Late Wednesday, one suspect in the attack, 18-year-old Hamyd Mourad, turned himself in to police, a source close to the case told the AFP news agency. He did so after seeing his name mentioned on social media, the source said.
Heavily armed police fanned out across the country overnight searching for the two other suspects in the attack, who would be later identified as Cherif Kouachi and Said Kouachi, brothers known to French and international intelligence.
As that search was ongoing, people dressed similarly to those in the Charlie Hebdo attack -- all in black and wearing bulletproof vests -- shot a female police officer in the Paris suburb of Montrouge. She later died.
Meanwhile, in northern France, a gas station attendant near Villers-Cotterets reported the Kouachi brothers stole food and gas from the business, leading to a massive manhunt there.
Armed officers, some in helmets and carrying shields, searched fields and forests as helicopters with night-vision optics buzzed overhead.
French Prime Minister Manuel Valls raised the terror alert level in the Picardy region to the highest level as it became the focal point in the search.
Police and French special forces troops surrounded a building in Dammartin-en-Goele, about 40 kilometers (25 miles) from Villers-Cotterets, believing the Kouachi brothers were inside.
A member of France's parliament told French channel ITele the two suspects told police they wanted to die as martyrs.
Many area schools were placed on lockdown, shops were told to close and residents were told to stay inside, the mayor's media office said.
A new front in the crisis opened Friday afternoon when a gunman entered a kosher store in the Paris suburb of Porte de Vincennes, taking people hostage, according to a police union spokesman. The gunman is believed to be the same man accused of shooting the police officer Thursday in Montrouge, Alliance Police Union spokesman Pascal Disant said.
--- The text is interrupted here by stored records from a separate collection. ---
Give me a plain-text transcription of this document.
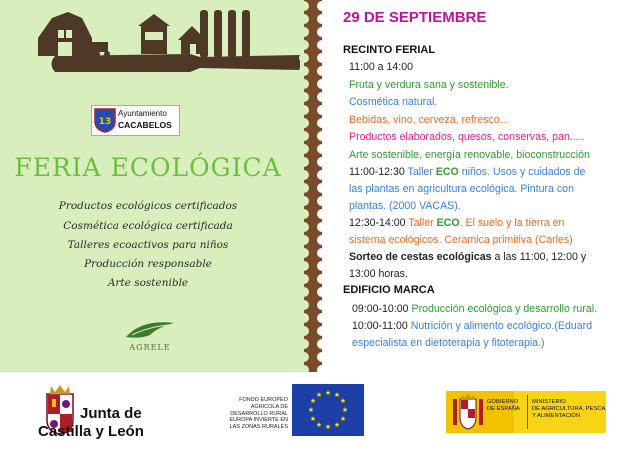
13
Ayuntamiento
CACABELOS
FERIA ECOLÓGICA
Productos ecológicos certificados
Cosmética ecológica certificada
Talleres ecoactivos para niños
Producción responsable
Arte sostenible
AGRELE
29 DE SEPTIEMBRE
RECINTO FERIAL
11:00 a 14:00
Fruta y verdura sana y sostenible.
Cosmética natural.
Bebidas, vino, cerveza, refresco...
Productos elaborados, quesos, conservas, pan.....
Arte sostenible, energía renovable, bioconstrucción
11:00-12:30 Taller ECO niños. Usos y cuidados de
las plantas en agricultura ecológica. Pintura con
plantas. (2000 VACAS).
12:30-14:00 Taller ECO. El suelo y la tierra en
sistema ecológicos. Ceramica primitiva (Carles)
Sorteo de cestas ecológicas a las 11:00, 12:00 y
13:00 horas.
EDIFICIO MARCA
09:00-10:00 Producción ecológica y desarrollo rural.
10:00-11:00 Nutrición y alimento ecológico.(Eduard
especialista en dietoterapia y fitoterapia.)
Junta de
Castilla y León
FONDO EUROPEO
AGRICOLA DE
DESARROLLO RURAL
EUROPA INVIERTE EN
LAS ZONAS RURALES
★ ★
★
★
★
★
★
★
★
★
★
★
GOBIERNO
DE ESPAÑA
MINISTERIO
DE AGRICULTURA, PESCA
Y ALIMENTACIÓN
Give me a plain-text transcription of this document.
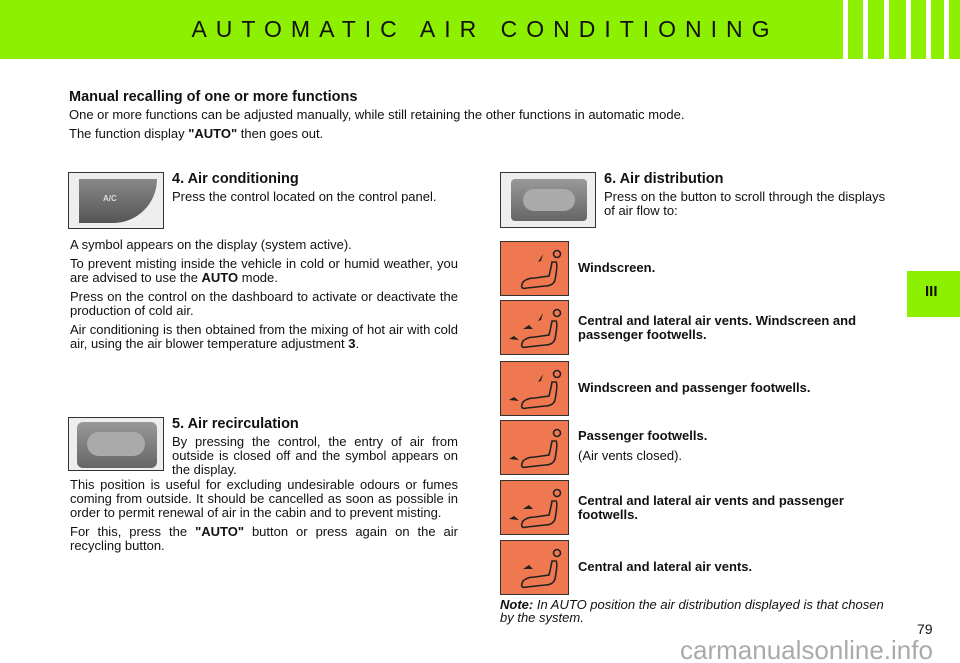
AUTOMATIC AIR CONDITIONING
Manual recalling of one or more functions
One or more functions can be adjusted manually, while still retaining the other functions in automatic mode.
The function display "AUTO" then goes out.
A/C
4. Air conditioning
Press the control located on the control panel.
A symbol appears on the display (system active).
To prevent misting inside the vehicle in cold or humid weather, you are advised to use the AUTO mode.
Press on the control on the dashboard to activate or deactivate the production of cold air.
Air conditioning is then obtained from the mixing of hot air with cold air, using the air blower temperature adjustment 3.
5. Air recirculation
By pressing the control, the entry of air from outside is closed off and the symbol appears on the display.
This position is useful for excluding undesirable odours or fumes coming from outside. It should be cancelled as soon as possible in order to permit renewal of air in the cabin and to prevent misting.
For this, press the "AUTO" button or press again on the air recycling button.
6. Air distribution
Press on the button to scroll through the displays of air flow to:
Windscreen.
Central and lateral air vents. Windscreen and passenger footwells.
Windscreen and passenger footwells.
Passenger footwells.
(Air vents closed).
Central and lateral air vents and passenger footwells.
Central and lateral air vents.
Note: In AUTO position the air distribution displayed is that chosen by the system.
III
79
carmanualsonline.info
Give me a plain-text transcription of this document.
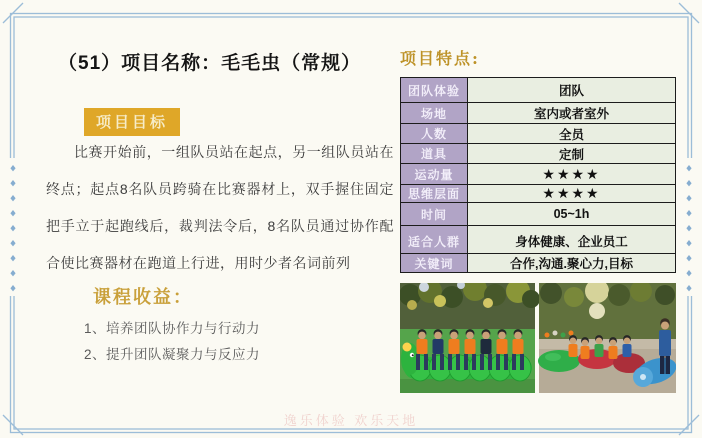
（51）项目名称：毛毛虫（常规）
项目目标
比赛开始前，一组队员站在起点，另一组队员站在终点；起点8名队员跨骑在比赛器材上，双手握住固定把手立于起跑线后，裁判法令后，8名队员通过协作配合使比赛器材在跑道上行进，用时少者名词前列
课程收益：
1、培养团队协作力与行动力
2、提升团队凝聚力与反应力
项目特点:
团队体验	团队
场地	室内或者室外
人数	全员
道具	定制
运动量	★★★★
思维层面	★★★★
时间	05~1h
适合人群	身体健康、企业员工
关键词	合作,沟通.聚心力,目标
逸乐体验 欢乐天地
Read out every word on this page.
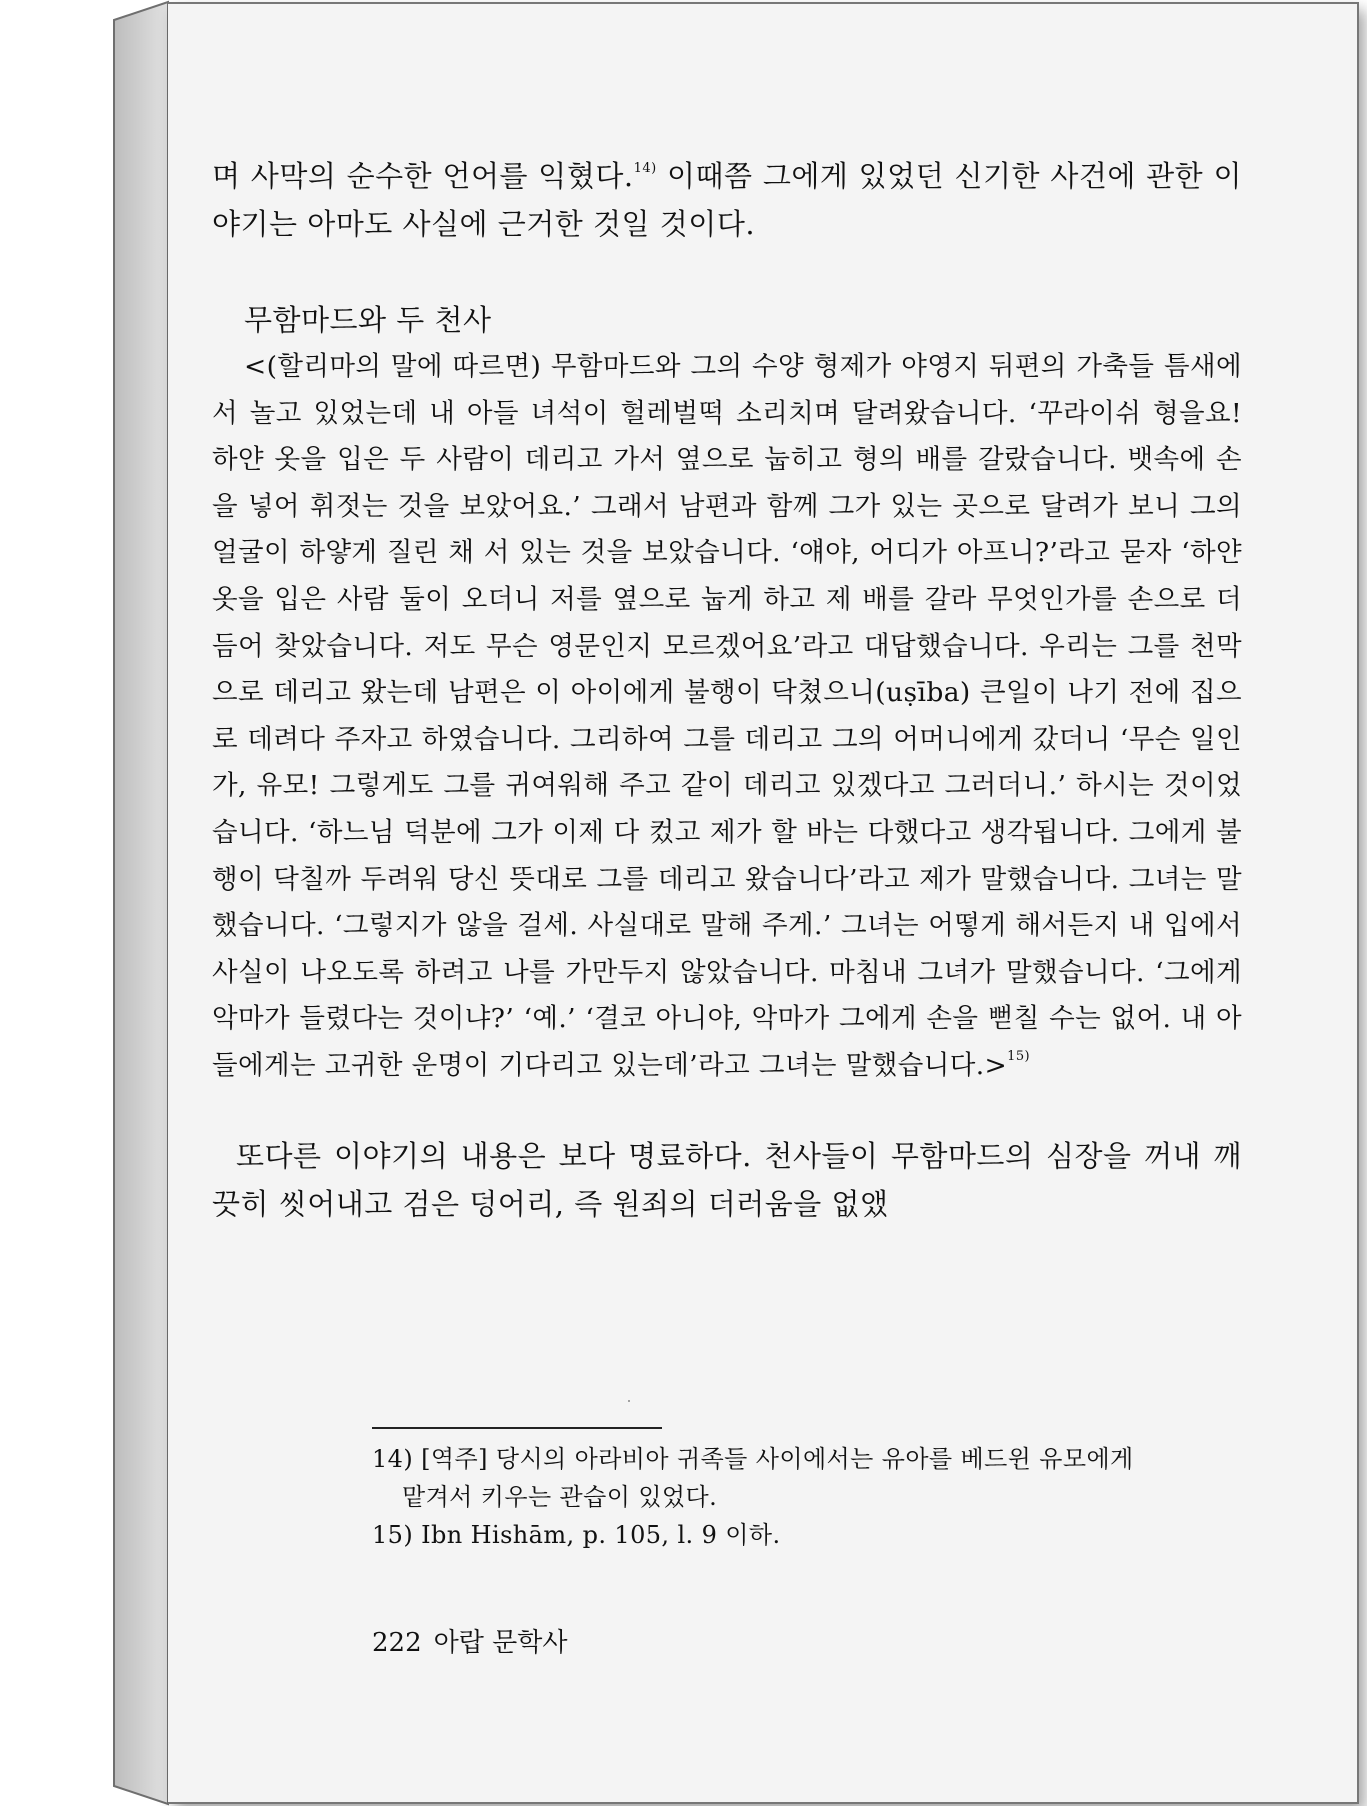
며 사막의 순수한 언어를 익혔다.$^{14)}$ 이때쯤 그에게 있었던 신기한 사건에 관한 이야기는 아마도 사실에 근거한 것일 것이다.

무함마드와 두 천사

<(할리마의 말에 따르면) 무함마드와 그의 수양 형제가 야영지 뒤편의 가축들 틈새에서 놀고 있었는데 내 아들 녀석이 헐레벌떡 소리치며 달려왔습니다. ‘꾸라이쉬 형을요! 하얀 옷을 입은 두 사람이 데리고 가서 옆으로 눕히고 형의 배를 갈랐습니다. 뱃속에 손을 넣어 휘젓는 것을 보았어요.’ 그래서 남편과 함께 그가 있는 곳으로 달려가 보니 그의 얼굴이 하얗게 질린 채 서 있는 것을 보았습니다. ‘얘야, 어디가 아프니?’라고 묻자 ‘하얀 옷을 입은 사람 둘이 오더니 저를 옆으로 눕게 하고 제 배를 갈라 무엇인가를 손으로 더듬어 찾았습니다. 저도 무슨 영문인지 모르겠어요’라고 대답했습니다. 우리는 그를 천막으로 데리고 왔는데 남편은 이 아이에게 불행이 닥쳤으니(uṣība) 큰일이 나기 전에 집으로 데려다 주자고 하였습니다. 그리하여 그를 데리고 그의 어머니에게 갔더니 ‘무슨 일인가, 유모! 그렇게도 그를 귀여워해 주고 같이 데리고 있겠다고 그러더니.’ 하시는 것이었습니다. ‘하느님 덕분에 그가 이제 다 컸고 제가 할 바는 다했다고 생각됩니다. 그에게 불행이 닥칠까 두려워 당신 뜻대로 그를 데리고 왔습니다’라고 제가 말했습니다. 그녀는 말했습니다. ‘그렇지가 않을 걸세. 사실대로 말해 주게.’ 그녀는 어떻게 해서든지 내 입에서 사실이 나오도록 하려고 나를 가만두지 않았습니다. 마침내 그녀가 말했습니다. ‘그에게 악마가 들렸다는 것이냐?’ ‘예.’ ‘결코 아니야, 악마가 그에게 손을 뻗칠 수는 없어. 내 아들에게는 고귀한 운명이 기다리고 있는데’라고 그녀는 말했습니다.>$^{15)}$

또다른 이야기의 내용은 보다 명료하다. 천사들이 무함마드의 심장을 꺼내 깨끗히 씻어내고 검은 덩어리, 즉 원죄의 더러움을 없앴

14) [역주] 당시의 아라비아 귀족들 사이에서는 유아를 베드윈 유모에게
맡겨서 키우는 관습이 있었다.

15) Ibn Hishām, p. 105, l. 9 이하.

222 아랍 문학사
In Dammartin-en-Goele, the move by security forces on the building where the Kouachi brothers were hiding ended with both men dead, according to district Mayor Bernard Corneille.
In the supermarket standoff, suspected hostage-taker Amedy Coulibaly was killed in the operation and some police officers were injured, Disant said. Four hostages were killed and 15 survived, according to Israeli government sources who characterized a phone conversation between Israeli Prime Minister Benjamin Netanyahu and French President François Hollande.
Coulibaly's suspected accomplice -- 26-year-old Hayat Boumeddiene -- escaped as hostages ran from the store, Disant said.
Authorities search the country for Boumeddiene.
Al Qaeda in the Arabian Peninsula claimed responsibility for orchestrating the attack on Charlie Hebdo, the founder of the magazine The Intercept, Jeremy Scahill, told CNN. CNN has not independently confirmed this claim.